2. Conversion - The dealer who's looking to sell me this van has got me a really good deal on a 6-seat conversion but all procured separately with a local firm they use, with all the bells and whistles, including a fold down desk, power and monitor etc for use when on site (i work in construction), as well as side windows, and TVs in the back etc. My worry is that if the DPF, or anything else, causes an issue and he's linked me up with a local 'specialist' that one party may look to blame the other and leave me in the middle without a vehicle stuck right up the creek!

So, been looking.
1. There are very few petrol vans on the market and the ones that are, aren't suitable to convert into a 5 seater with loads of luggage space.
2. The electric Transporters seem a good price at £25k ish for a year old. BUT, they only have a range of 84 miles. That would be 10+ charges going to France, each way!
3. All other vans way above my £25-30k price range.
4. Electric cars under £30k whereby i could claim the VAT back (this new 130% scheme is why my Accountant is pushing this) are all pretty small - and i suspect even a Leaf or Mazda MX30 would be a bit small for a family of 5 to France.

Apologies for the long waffly post - but any thoughts from the PH 'business but with an interest in cars' massive?

StevieBee

14,283 posts

271 months

Friday 24th June 2022
quotequote all
My view is that Corporation Tax is only a problem if you don't have the cash to pay it.

It's tempting to look at cars, I know, but unless you're going to buy a van or commercial vehicle, you'll get clobbered one way or another on the VAT, BiK, etc. If you need or fancy a particular car, pay yourself a dividend and the tax on that and go get what you like.

If you end buying something you don't really need, you could well end up losing more money over time than you would have in just paying the corporation tax - or gain no benefit so the only benefit is the satisfaction in denying government a bit of revenue.

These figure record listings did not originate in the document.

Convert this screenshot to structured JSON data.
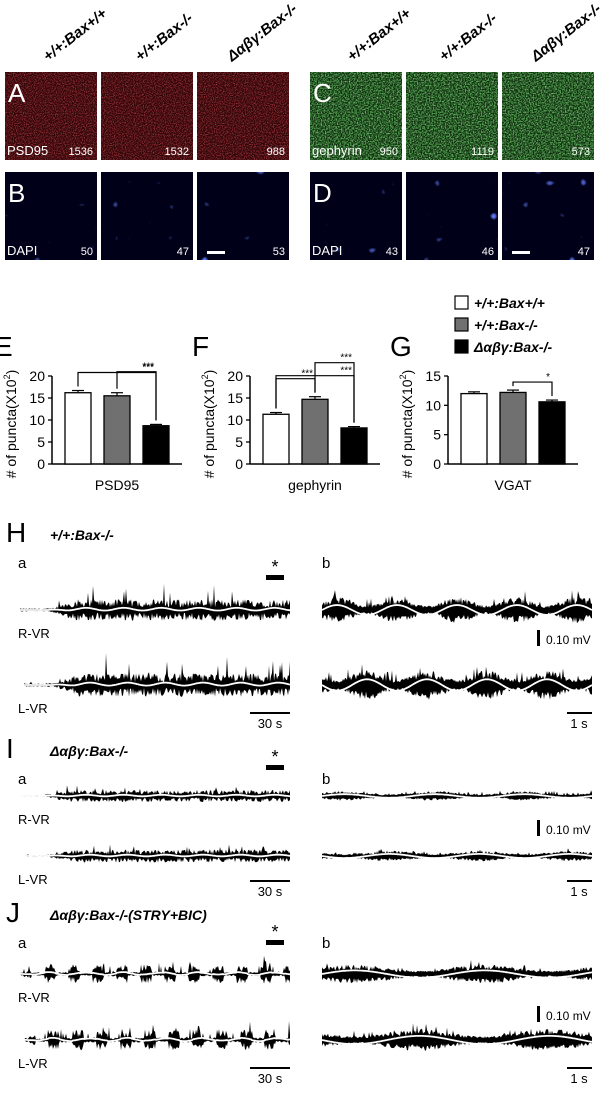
{
  "micro": {
    "genotypes": [
      "+/+:Bax+/+",
      "+/+:Bax-/-",
      "Δαβγ:Bax-/-"
    ],
    "left_panels": {
      "top_letter": "A",
      "top_marker": "PSD95",
      "top_counts": [
        "1536",
        "1532",
        "988"
      ],
      "bottom_letter": "B",
      "bottom_marker": "DAPI",
      "bottom_counts": [
        "50",
        "47",
        "53"
      ],
      "top_color": "#8a0f14",
      "bottom_color": "#0c1aa8"
    },
    "right_panels": {
      "top_letter": "C",
      "top_marker": "gephyrin",
      "top_counts": [
        "950",
        "1119",
        "573"
      ],
      "bottom_letter": "D",
      "bottom_marker": "DAPI",
      "bottom_counts": [
        "43",
        "46",
        "47"
      ],
      "top_color": "#2f8a2a",
      "bottom_color": "#0c1aa8"
    }
  },
  "bar_panels": {
    "E": {
      "letter": "E",
      "ylabel": "# of puncta(X10",
      "ylabel_exp": "2",
      "ylabel_close": ")",
      "xlabel": "PSD95"
    },
    "F": {
      "letter": "F",
      "ylabel": "# of puncta(X10",
      "ylabel_exp": "2",
      "ylabel_close": ")",
      "xlabel": "gephyrin"
    },
    "G": {
      "letter": "G",
      "ylabel": "# of puncta(X10",
      "ylabel_exp": "2",
      "ylabel_close": ")",
      "xlabel": "VGAT"
    }
  },
  "legend": [
    "+/+:Bax+/+",
    "+/+:Bax-/-",
    "Δαβγ:Bax-/-"
  ],
  "chart_data": [
    {
      "type": "bar",
      "panel": "E",
      "title": "",
      "categories": [
        "+/+:Bax+/+",
        "+/+:Bax-/-",
        "Δαβγ:Bax-/-"
      ],
      "values": [
        16.2,
        15.5,
        8.7
      ],
      "errors": [
        0.5,
        0.7,
        0.3
      ],
      "colors": [
        "#ffffff",
        "#707070",
        "#000000"
      ],
      "xlabel": "PSD95",
      "ylabel": "# of puncta(X10^2)",
      "ylim": [
        0,
        20
      ],
      "yticks": [
        0,
        5,
        10,
        15,
        20
      ],
      "significance": [
        {
          "from": 0,
          "to": 2,
          "label": "***"
        },
        {
          "from": 1,
          "to": 2,
          "label": "***"
        }
      ]
    },
    {
      "type": "bar",
      "panel": "F",
      "title": "",
      "categories": [
        "+/+:Bax+/+",
        "+/+:Bax-/-",
        "Δαβγ:Bax-/-"
      ],
      "values": [
        11.3,
        14.7,
        8.2
      ],
      "errors": [
        0.4,
        0.6,
        0.3
      ],
      "colors": [
        "#ffffff",
        "#707070",
        "#000000"
      ],
      "xlabel": "gephyrin",
      "ylabel": "# of puncta(X10^2)",
      "ylim": [
        0,
        20
      ],
      "yticks": [
        0,
        5,
        10,
        15,
        20
      ],
      "significance": [
        {
          "from": 0,
          "to": 1,
          "label": "***"
        },
        {
          "from": 0,
          "to": 2,
          "label": "***"
        },
        {
          "from": 1,
          "to": 2,
          "label": "***"
        }
      ]
    },
    {
      "type": "bar",
      "panel": "G",
      "title": "",
      "categories": [
        "+/+:Bax+/+",
        "+/+:Bax-/-",
        "Δαβγ:Bax-/-"
      ],
      "values": [
        12.0,
        12.2,
        10.6
      ],
      "errors": [
        0.3,
        0.4,
        0.3
      ],
      "colors": [
        "#ffffff",
        "#707070",
        "#000000"
      ],
      "xlabel": "VGAT",
      "ylabel": "# of puncta(X10^2)",
      "ylim": [
        0,
        15
      ],
      "yticks": [
        0,
        5,
        10,
        15
      ],
      "significance": [
        {
          "from": 1,
          "to": 2,
          "label": "*"
        }
      ]
    }
  ],
  "traces": {
    "H": {
      "letter": "H",
      "genotype": "+/+:Bax-/-",
      "sub_a": "a",
      "sub_b": "b",
      "r_label": "R-VR",
      "l_label": "L-VR",
      "asterisk": "*",
      "time_a": "30 s",
      "time_b": "1 s",
      "voltage": "0.10 mV"
    },
    "I": {
      "letter": "I",
      "genotype": "Δαβγ:Bax-/-",
      "sub_a": "a",
      "sub_b": "b",
      "r_label": "R-VR",
      "l_label": "L-VR",
      "asterisk": "*",
      "time_a": "30 s",
      "time_b": "1 s",
      "voltage": "0.10 mV"
    },
    "J": {
      "letter": "J",
      "genotype": "Δαβγ:Bax-/-(STRY+BIC)",
      "sub_a": "a",
      "sub_b": "b",
      "r_label": "R-VR",
      "l_label": "L-VR",
      "asterisk": "*",
      "time_a": "30 s",
      "time_b": "1 s",
      "voltage": "0.10 mV"
    }
  }
}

I'd be looking at spending on things that would protect your money and make you money and/or make your life easier. Pensions has to be considered highly.

A friend of mine runs a successful business and his office is strewn with high-end art and designer furniture sourced through auctions all of which increase in value over time but whilst in use is treated as a business expense at the point of purchase (not sure how the art counts on that, if at all but seems to work for him).

If there's nothing you need and really want to reduce your CT liability, you could always go the altruistic route and look to support local community initiatives, charities and the like. Social Value is becoming a big thing in business so this may help to tick that box and help you win more business as a result.